🤖 AI Summary
Humanoid robots must simultaneously achieve precise navigation command tracking and compliant interaction with external forces; however, existing reinforcement learning (RL) approaches prioritize robustness, yielding overly rigid responses and insufficient compliance. This paper proposes a preference-conditioned multi-objective RL framework that—novelty—introduces dynamic preference modulation into multi-objective RL, unifying rigid trajectory tracking and compliant behavior within a single policy. We explicitly model external force effects via a velocity-resistance factor and employ an encoder-decoder architecture to extract privileged features from lightweight observations, enabling end-to-end omnidirectional walking control. Evaluated in simulation and on a physical humanoid platform, our method significantly improves policy adaptability and training convergence speed, supports real-time behavioral preference switching, and achieves high-performance, deployable bipedal locomotion.
📝 Abstract
Humanoid locomotion requires not only accurate command tracking for navigation but also compliant responses to external forces during human interaction. Despite significant progress, existing RL approaches mainly emphasize robustness, yielding policies that resist external forces but lack compliance-particularly challenging for inherently unstable humanoids.

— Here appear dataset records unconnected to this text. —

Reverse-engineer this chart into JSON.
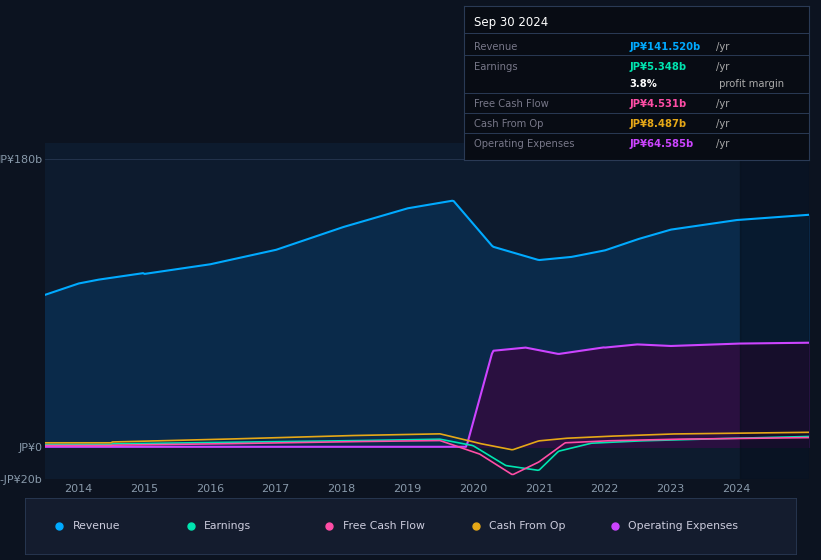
{
  "bg_color": "#0c1320",
  "plot_bg_color": "#0d1b2e",
  "ylim": [
    -20,
    190
  ],
  "xlim_start": 2013.5,
  "xlim_end": 2025.1,
  "xticks": [
    2014,
    2015,
    2016,
    2017,
    2018,
    2019,
    2020,
    2021,
    2022,
    2023,
    2024
  ],
  "ytick_positions": [
    -20,
    0,
    180
  ],
  "ytick_labels": [
    "-JP¥20b",
    "JP¥0",
    "JP¥180b"
  ],
  "colors": {
    "revenue": "#00aaff",
    "earnings": "#00e5b0",
    "free_cash_flow": "#ff4da6",
    "cash_from_op": "#e6a817",
    "operating_expenses": "#cc44ff",
    "revenue_fill": "#0a2a4a",
    "opex_fill": "#2a1040"
  },
  "legend": [
    {
      "label": "Revenue",
      "color": "#00aaff"
    },
    {
      "label": "Earnings",
      "color": "#00e5b0"
    },
    {
      "label": "Free Cash Flow",
      "color": "#ff4da6"
    },
    {
      "label": "Cash From Op",
      "color": "#e6a817"
    },
    {
      "label": "Operating Expenses",
      "color": "#cc44ff"
    }
  ],
  "info_box_title": "Sep 30 2024",
  "info_rows": [
    {
      "label": "Revenue",
      "value": "JP¥141.520b",
      "suffix": "/yr",
      "value_color": "#00aaff"
    },
    {
      "label": "Earnings",
      "value": "JP¥5.348b",
      "suffix": "/yr",
      "value_color": "#00e5b0"
    },
    {
      "label": "",
      "value": "3.8%",
      "suffix": " profit margin",
      "value_color": "#ffffff"
    },
    {
      "label": "Free Cash Flow",
      "value": "JP¥4.531b",
      "suffix": "/yr",
      "value_color": "#ff4da6"
    },
    {
      "label": "Cash From Op",
      "value": "JP¥8.487b",
      "suffix": "/yr",
      "value_color": "#e6a817"
    },
    {
      "label": "Operating Expenses",
      "value": "JP¥64.585b",
      "suffix": "/yr",
      "value_color": "#cc44ff"
    }
  ]
}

In this work, we address this by formulating humanoid locomotion as a multi-objective optimization problem that balances command tracking and external force compliance. We introduce a preference-conditioned multi-objective RL (MORL) framework that integrates rigid command following and compliant behaviors within a single omnidirectional locomotion policy. External forces are modeled via velocity-resistance factor for consistent reward design, and training leverages an encoder-decoder structure that infers task-relevant privileged features from deployable observations. We validate our approach in both simulation and real-world experiments on a humanoid robot. Experimental results indicate that our framework not only improves adaptability and convergence over standard pipelines, but also realizes deployable preference-conditioned humanoid locomotion.